The data set for this assignment can be found as a csv file in the data folder of your repository. You can read it in using the following.

plastic_waste <- read_csv("data/plastic-waste.csv")

The variable descriptions are as follows:

  • code: 3 Letter country code
  • entity: Country name
  • continent: Continent name
  • year: Year
  • gdp_per_cap: GDP per capita constant 2011 international $, rate
  • plastic_waste_per_cap: Amount of plastic waste per capita in kg/day
  • mismanaged_plastic_waste_per_cap: Amount of mismanaged plastic waste per capita in kg/day
  • mismanaged_plastic_waste: Tonnes of mismanaged plastic waste
  • coastal_pop: Number of individuals living on/near coast
  • total_pop: Total population according to Gapminder

Exercises 1.

Glimpse at the data

# ______ %>%  _________()

Exercises 2.

Compute summary statistics using skimr::skim() and report::report(). Load the package first or even install it if needed.

# library(______)
# _______()

Exercises 3.

Let’s start by taking a look at the distribution of plastic waste per capita in 2010.

ggplot(data = plastic_waste, aes(x = plastic_waste_per_cap)) +
  geom_histogram()
`stat_bin()` using `bins = 30`. Pick better value with `binwidth`.
Warning: Removed 51 rows containing non-finite values (stat_bin).

One country stands out as an unusual observation at the top of the distribution.

One way of identifying this country is to filter the data for countries where plastic waste per capita is greater than 3.5 kg/person.

plastic_waste %>%
  filter(plastic_waste_per_cap > 3.5)
# A tibble: 1 × 10
  code  entity     continent  year gdp_per_cap plastic_waste_p… mismanaged_plas…
  <chr> <chr>      <chr>     <dbl>       <dbl>            <dbl>            <dbl>
1 TTO   Trinidad … North Am…  2010      31261.              3.6             0.19
# … with 3 more variables: mismanaged_plastic_waste <dbl>, coastal_pop <dbl>,
#   total_pop <dbl>

Did you expect this result?

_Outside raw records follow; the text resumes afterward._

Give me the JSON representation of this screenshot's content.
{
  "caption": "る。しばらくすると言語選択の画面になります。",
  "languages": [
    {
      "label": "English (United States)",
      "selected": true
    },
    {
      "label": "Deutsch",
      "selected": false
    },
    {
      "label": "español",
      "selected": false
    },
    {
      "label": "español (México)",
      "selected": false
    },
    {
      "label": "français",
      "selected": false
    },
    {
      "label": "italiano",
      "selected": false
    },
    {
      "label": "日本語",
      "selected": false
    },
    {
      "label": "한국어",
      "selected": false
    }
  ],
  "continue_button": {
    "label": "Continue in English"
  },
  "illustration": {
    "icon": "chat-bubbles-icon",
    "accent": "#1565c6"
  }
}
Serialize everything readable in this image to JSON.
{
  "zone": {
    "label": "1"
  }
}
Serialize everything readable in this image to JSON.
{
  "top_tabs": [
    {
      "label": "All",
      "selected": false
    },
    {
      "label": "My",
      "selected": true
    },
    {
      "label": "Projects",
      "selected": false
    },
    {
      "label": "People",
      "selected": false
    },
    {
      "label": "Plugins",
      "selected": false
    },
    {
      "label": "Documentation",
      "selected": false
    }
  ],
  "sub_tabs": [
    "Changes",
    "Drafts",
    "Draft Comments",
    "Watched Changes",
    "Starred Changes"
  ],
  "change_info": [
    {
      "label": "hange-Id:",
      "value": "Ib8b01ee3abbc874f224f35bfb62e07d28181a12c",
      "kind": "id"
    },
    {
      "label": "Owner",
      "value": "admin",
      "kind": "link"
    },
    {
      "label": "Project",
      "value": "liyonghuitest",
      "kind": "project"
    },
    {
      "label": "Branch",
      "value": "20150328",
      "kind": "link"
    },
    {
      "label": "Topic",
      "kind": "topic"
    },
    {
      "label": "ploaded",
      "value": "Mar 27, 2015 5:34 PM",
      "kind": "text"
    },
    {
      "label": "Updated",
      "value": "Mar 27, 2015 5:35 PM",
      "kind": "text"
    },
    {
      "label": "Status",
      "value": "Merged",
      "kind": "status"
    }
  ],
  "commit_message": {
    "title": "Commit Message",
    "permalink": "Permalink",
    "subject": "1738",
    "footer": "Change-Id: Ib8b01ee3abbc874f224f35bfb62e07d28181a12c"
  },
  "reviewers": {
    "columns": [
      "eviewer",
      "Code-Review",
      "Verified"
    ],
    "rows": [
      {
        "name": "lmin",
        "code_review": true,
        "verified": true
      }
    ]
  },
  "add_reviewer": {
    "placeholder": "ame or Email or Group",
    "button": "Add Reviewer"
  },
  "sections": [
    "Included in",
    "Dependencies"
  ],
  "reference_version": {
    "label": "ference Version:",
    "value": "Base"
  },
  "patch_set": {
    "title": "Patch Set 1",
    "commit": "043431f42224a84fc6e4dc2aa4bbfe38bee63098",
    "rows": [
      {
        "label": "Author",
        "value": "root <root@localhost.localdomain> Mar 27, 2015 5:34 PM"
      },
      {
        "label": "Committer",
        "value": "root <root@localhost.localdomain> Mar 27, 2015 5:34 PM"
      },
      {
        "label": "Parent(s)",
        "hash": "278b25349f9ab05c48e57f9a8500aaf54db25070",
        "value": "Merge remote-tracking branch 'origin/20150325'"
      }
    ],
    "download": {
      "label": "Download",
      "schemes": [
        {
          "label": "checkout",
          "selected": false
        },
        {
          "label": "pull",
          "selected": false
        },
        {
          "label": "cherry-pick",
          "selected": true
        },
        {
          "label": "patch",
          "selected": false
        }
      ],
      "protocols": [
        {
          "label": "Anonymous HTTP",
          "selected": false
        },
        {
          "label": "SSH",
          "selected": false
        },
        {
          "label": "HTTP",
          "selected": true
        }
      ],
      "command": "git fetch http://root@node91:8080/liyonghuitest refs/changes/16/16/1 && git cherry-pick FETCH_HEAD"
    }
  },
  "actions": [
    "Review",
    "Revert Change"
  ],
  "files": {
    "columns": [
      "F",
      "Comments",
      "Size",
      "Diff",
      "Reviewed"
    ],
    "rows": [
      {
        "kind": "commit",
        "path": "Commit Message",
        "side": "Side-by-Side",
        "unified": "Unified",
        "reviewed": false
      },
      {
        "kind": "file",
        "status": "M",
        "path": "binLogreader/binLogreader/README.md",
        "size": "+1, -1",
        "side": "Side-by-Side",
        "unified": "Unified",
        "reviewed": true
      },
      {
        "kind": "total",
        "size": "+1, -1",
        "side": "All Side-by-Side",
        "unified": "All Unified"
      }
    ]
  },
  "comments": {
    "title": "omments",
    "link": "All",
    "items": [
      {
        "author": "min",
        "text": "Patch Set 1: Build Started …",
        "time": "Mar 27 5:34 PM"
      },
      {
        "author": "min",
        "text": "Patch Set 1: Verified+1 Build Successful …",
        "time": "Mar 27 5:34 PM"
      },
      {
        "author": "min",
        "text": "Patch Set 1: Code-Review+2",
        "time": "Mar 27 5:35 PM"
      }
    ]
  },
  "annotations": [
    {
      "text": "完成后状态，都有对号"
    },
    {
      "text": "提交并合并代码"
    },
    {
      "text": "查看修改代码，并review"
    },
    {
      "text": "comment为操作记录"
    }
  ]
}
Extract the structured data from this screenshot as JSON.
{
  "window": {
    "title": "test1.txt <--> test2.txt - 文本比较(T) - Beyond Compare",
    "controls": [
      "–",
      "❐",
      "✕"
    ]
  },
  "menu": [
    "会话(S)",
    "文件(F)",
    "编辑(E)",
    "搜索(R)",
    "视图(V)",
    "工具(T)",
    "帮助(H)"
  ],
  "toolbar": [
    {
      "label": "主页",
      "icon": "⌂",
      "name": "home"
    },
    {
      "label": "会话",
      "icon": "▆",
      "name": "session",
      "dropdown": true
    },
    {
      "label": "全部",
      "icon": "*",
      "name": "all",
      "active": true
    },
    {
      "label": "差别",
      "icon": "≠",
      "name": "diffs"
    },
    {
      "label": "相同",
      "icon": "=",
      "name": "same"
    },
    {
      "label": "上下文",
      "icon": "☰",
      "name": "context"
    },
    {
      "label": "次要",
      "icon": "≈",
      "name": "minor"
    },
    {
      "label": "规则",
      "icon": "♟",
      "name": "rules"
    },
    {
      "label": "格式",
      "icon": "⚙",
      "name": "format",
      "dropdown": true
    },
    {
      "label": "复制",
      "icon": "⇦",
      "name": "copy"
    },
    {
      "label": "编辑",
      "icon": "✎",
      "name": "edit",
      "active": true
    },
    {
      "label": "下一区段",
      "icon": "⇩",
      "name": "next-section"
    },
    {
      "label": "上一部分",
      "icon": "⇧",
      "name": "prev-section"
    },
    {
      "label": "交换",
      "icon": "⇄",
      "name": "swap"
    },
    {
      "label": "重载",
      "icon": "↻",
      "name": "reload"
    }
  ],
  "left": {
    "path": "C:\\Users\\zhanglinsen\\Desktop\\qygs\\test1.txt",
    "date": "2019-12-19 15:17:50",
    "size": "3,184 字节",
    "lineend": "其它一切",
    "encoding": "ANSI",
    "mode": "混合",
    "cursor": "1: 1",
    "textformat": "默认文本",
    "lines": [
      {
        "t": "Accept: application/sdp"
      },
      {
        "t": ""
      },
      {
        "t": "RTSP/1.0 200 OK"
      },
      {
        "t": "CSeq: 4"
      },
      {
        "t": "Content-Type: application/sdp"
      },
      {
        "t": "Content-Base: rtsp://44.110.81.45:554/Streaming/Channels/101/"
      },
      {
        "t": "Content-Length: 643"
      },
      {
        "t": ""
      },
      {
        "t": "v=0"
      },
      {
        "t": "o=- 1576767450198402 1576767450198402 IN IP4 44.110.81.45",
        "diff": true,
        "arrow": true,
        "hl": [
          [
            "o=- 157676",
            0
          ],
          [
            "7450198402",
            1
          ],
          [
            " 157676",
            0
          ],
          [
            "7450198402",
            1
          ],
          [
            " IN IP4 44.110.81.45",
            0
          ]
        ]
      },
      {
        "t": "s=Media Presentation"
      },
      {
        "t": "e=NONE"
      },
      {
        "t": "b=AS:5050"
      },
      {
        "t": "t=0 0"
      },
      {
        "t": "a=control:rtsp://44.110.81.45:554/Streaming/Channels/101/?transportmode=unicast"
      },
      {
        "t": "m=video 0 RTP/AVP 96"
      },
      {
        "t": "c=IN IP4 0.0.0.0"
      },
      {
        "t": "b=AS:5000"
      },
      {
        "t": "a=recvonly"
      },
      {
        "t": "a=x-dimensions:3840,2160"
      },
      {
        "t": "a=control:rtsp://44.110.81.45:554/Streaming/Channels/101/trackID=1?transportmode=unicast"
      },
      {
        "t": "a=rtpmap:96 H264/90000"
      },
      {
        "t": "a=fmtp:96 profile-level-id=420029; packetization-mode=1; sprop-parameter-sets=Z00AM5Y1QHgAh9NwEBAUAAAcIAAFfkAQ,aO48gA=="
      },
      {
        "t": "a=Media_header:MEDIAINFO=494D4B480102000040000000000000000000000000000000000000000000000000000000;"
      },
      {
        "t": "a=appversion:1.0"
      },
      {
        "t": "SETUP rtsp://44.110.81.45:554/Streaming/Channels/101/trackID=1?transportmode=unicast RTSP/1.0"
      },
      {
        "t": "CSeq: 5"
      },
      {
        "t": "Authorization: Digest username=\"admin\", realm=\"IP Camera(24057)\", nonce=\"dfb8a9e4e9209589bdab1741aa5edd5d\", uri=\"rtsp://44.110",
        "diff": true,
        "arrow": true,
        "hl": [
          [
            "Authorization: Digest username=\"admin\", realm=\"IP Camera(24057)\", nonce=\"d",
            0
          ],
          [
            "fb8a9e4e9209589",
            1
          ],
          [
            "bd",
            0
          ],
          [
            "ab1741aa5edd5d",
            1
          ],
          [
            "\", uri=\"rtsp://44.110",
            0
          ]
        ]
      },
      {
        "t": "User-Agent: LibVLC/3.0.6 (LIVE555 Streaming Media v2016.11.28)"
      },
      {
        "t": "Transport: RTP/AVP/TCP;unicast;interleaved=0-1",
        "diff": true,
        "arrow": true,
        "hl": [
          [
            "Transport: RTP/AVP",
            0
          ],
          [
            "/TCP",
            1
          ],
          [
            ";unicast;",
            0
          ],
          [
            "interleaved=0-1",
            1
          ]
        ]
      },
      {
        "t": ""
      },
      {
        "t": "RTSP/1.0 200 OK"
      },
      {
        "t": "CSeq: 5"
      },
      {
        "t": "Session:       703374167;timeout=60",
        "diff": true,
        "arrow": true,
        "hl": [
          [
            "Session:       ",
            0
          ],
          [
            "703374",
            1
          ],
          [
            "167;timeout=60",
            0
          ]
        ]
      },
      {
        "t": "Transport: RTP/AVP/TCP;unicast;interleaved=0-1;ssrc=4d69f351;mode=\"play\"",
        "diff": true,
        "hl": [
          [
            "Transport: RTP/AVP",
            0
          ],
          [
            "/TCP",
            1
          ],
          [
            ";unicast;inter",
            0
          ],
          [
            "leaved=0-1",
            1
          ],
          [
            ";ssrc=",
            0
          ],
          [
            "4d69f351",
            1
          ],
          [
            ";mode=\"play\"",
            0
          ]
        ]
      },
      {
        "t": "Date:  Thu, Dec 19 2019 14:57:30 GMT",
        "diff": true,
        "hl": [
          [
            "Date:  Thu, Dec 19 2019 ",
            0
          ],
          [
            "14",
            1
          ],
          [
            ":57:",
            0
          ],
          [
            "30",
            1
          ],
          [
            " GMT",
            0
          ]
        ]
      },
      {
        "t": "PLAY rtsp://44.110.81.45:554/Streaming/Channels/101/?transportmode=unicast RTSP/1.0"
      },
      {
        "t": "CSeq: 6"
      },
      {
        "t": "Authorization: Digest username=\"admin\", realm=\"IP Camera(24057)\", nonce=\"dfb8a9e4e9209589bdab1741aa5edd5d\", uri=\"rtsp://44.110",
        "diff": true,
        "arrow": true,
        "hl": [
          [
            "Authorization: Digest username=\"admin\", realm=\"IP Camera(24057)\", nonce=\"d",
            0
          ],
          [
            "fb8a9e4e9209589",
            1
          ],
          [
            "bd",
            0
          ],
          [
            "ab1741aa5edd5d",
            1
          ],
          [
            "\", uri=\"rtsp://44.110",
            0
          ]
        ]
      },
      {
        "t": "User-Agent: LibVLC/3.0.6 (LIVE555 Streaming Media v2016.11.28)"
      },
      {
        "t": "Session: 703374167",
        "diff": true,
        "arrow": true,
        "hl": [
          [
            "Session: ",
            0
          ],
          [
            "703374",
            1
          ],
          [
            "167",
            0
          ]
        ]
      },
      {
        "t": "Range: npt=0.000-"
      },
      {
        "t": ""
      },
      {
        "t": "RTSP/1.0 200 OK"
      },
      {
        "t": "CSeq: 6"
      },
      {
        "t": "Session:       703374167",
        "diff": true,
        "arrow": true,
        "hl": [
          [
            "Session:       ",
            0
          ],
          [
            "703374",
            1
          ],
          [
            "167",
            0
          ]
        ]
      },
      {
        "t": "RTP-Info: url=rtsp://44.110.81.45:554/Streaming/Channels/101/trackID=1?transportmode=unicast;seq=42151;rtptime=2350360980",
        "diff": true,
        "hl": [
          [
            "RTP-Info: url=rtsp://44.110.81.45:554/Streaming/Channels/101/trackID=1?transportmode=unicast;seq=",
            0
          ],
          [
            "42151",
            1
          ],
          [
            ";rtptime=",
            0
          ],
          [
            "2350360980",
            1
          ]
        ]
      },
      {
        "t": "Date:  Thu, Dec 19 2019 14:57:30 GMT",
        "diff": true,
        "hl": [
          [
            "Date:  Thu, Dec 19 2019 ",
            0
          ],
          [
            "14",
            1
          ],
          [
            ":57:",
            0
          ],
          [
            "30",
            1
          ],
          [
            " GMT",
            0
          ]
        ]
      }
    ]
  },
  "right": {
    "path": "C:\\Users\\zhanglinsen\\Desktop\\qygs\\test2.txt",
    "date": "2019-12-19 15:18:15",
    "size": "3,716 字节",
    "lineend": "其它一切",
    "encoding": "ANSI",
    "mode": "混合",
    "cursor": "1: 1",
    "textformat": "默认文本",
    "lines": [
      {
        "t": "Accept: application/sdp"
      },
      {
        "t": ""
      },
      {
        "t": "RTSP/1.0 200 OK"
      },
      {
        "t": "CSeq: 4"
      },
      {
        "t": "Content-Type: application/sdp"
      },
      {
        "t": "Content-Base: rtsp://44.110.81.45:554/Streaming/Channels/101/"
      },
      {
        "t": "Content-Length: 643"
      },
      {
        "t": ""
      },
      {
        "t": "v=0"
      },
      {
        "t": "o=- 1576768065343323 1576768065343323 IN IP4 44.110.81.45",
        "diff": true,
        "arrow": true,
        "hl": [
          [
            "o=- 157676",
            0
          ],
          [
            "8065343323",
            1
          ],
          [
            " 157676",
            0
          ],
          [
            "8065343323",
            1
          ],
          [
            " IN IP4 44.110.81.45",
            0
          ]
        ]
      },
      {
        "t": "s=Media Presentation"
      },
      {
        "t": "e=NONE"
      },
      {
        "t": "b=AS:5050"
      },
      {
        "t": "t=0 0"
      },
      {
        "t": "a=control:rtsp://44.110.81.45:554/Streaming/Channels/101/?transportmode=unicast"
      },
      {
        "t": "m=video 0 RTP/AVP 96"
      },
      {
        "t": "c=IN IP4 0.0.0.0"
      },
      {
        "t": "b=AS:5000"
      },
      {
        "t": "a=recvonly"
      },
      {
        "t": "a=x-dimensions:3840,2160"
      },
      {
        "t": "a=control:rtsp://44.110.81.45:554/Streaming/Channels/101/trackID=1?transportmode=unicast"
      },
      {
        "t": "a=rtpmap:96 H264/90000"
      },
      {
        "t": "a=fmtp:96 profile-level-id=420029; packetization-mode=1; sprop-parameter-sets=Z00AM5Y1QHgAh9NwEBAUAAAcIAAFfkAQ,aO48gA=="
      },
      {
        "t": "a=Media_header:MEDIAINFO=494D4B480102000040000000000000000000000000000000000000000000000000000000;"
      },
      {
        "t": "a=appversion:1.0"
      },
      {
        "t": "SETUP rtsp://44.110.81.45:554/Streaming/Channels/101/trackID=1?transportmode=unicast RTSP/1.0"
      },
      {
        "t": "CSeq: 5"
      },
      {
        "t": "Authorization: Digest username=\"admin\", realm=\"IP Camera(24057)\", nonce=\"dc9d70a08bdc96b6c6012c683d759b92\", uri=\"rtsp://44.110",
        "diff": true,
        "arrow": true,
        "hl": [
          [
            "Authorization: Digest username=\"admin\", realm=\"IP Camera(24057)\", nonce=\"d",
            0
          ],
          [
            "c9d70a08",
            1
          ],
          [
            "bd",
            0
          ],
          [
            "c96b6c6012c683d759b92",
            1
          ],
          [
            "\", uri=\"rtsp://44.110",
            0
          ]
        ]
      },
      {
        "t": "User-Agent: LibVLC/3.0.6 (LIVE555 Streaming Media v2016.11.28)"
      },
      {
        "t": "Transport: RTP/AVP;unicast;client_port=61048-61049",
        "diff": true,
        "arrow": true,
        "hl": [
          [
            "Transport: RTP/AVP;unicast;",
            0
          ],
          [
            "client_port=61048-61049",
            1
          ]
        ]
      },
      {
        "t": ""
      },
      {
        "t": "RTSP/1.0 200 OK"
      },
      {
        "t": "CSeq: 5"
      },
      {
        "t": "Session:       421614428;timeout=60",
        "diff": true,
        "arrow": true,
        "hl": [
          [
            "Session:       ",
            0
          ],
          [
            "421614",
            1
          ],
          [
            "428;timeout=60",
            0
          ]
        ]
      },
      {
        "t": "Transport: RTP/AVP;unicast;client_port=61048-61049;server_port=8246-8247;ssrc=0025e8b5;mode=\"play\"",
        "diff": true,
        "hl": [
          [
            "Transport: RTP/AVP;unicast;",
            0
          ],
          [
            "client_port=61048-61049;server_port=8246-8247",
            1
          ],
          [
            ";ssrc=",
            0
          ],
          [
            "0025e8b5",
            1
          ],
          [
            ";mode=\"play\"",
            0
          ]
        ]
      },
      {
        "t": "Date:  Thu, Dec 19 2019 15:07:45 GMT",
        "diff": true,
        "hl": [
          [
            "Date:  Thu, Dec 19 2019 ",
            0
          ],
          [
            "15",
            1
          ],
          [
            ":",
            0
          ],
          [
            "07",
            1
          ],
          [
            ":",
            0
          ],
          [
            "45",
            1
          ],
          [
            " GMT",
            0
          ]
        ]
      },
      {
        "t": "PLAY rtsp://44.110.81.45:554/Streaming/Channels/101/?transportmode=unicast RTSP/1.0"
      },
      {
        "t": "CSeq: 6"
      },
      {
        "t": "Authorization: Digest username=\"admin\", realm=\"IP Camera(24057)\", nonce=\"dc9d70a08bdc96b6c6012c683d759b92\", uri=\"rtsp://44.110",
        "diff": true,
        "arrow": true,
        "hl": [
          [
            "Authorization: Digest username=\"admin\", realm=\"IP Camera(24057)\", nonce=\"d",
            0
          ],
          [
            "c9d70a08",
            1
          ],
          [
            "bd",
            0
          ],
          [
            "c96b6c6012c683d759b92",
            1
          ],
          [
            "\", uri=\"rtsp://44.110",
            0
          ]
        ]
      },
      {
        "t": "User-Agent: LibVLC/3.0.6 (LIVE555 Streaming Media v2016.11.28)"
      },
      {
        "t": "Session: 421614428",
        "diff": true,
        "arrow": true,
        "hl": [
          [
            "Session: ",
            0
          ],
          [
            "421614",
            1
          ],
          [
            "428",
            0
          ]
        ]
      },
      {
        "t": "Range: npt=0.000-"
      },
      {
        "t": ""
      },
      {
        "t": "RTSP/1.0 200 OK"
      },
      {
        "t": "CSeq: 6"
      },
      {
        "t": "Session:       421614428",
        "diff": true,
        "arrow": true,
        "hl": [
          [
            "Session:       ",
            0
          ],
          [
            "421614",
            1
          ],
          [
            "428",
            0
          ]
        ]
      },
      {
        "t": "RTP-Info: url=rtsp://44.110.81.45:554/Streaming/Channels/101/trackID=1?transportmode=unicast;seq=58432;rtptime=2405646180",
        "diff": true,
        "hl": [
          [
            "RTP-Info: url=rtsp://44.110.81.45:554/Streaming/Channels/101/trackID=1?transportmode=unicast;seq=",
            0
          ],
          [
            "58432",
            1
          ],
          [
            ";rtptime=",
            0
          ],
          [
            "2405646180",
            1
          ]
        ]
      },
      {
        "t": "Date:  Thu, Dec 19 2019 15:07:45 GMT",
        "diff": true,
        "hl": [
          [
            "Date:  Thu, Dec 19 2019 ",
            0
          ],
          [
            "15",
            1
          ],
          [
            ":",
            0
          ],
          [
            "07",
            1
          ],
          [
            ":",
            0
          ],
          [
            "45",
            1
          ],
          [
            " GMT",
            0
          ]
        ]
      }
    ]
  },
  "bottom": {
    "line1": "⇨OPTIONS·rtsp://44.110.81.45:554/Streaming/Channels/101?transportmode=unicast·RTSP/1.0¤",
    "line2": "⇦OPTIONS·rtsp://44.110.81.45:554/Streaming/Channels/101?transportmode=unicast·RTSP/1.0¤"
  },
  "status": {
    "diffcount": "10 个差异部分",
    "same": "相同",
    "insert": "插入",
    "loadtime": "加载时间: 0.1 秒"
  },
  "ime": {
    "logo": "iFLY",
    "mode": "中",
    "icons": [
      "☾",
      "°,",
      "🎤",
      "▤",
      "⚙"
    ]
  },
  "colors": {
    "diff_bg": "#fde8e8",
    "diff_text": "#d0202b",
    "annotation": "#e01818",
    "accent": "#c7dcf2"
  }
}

You might consider doing some research on Trinidad and Tobago to see why plastic waste per capita is so high there, or whether this is a data error.

  1. Plot, using histograms, the distribution of plastic waste per capita faceted by continent. What can you say about how the continents compare to each other in terms of their plastic waste per capita?

Another way of visualizing numerical data is using density plots.

Built a density plot below.

#

And compare distributions across continents by colouring density curves by continent.

#

Transform the variable of plastic waste per capita to observe more informative density plot.

#

Exercises 4.

Built a box plot of plastic sate by continent

Exercises 5.

Build a scatter plot of plastic waste per capital and GDP per capital.